Let $A\in\mathbb{R}^{n\times m}$ and $B\in\mathbb{R}^{m\times k}$ be two random matrices (each element is drawn iid from a normal distribution). Also $n<m<k$.
Let $\sigma_{min}(A)$ be the smallest singular value of $A$.
Is the following true (with prob. 1)? $$\sigma_{min}(AB) \geq \sigma_{min}(A)\sigma_{min}(B)$$ If so, why? If not, can we say something about the probability of that?
I ran a lot of simulations, and in all of them I got that the statement is true, but then again, it is only simulations.

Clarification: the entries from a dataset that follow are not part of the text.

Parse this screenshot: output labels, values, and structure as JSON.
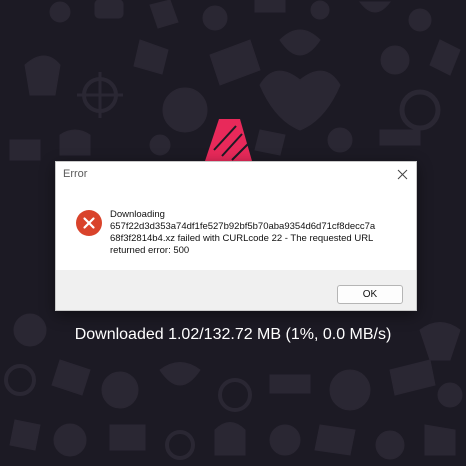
{
  "app": {
    "progress_text": "Downloaded 1.02/132.72 MB (1%, 0.0 MB/s)",
    "background_color": "#1c1a24",
    "doodle_color": "#2a2733",
    "logo_color": "#e8295a"
  },
  "dialog": {
    "title": "Error",
    "close_icon": "close-icon",
    "error_icon": "error-icon",
    "message": "Downloading\n657f22d3d353a74df1fe527b92bf5b70aba9354d6d71cf8decc7a\n68f3f2814b4.xz failed with CURLcode 22 - The requested URL\nreturned error: 500",
    "ok_label": "OK",
    "accent_error": "#d9432b"
  }
}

Also, I can prove it using square matrices (using the fact that $\sigma_{min}(A)=(\sigma_{max}(A^{-1}))^{-1}$ and $(AB)^{-1}=B^{-1}A^{-1}$).
Thanks!
Both sides of the inequality are zero if $B$ has deficient column rank. When $B$ has full column rank (so that $Bx\ne0$ when $x\ne0$), $$ \sigma_\min(AB) =\min_{x\ne0}\frac{\|ABx\|_2}{\|x\|_2} =\min_{x\ne0}\frac{\|ABx\|_2}{\|Bx\|_2}\frac{\|Bx\|_2}{\|x\|_2} \ge\min_{y\ne0}\frac{\|Ay\|_2}{\|y\|_2}\min_{x\ne0}\frac{\|Bx\|_2}{\|x\|_2} =\sigma_\min(A)\sigma_\min(B). $$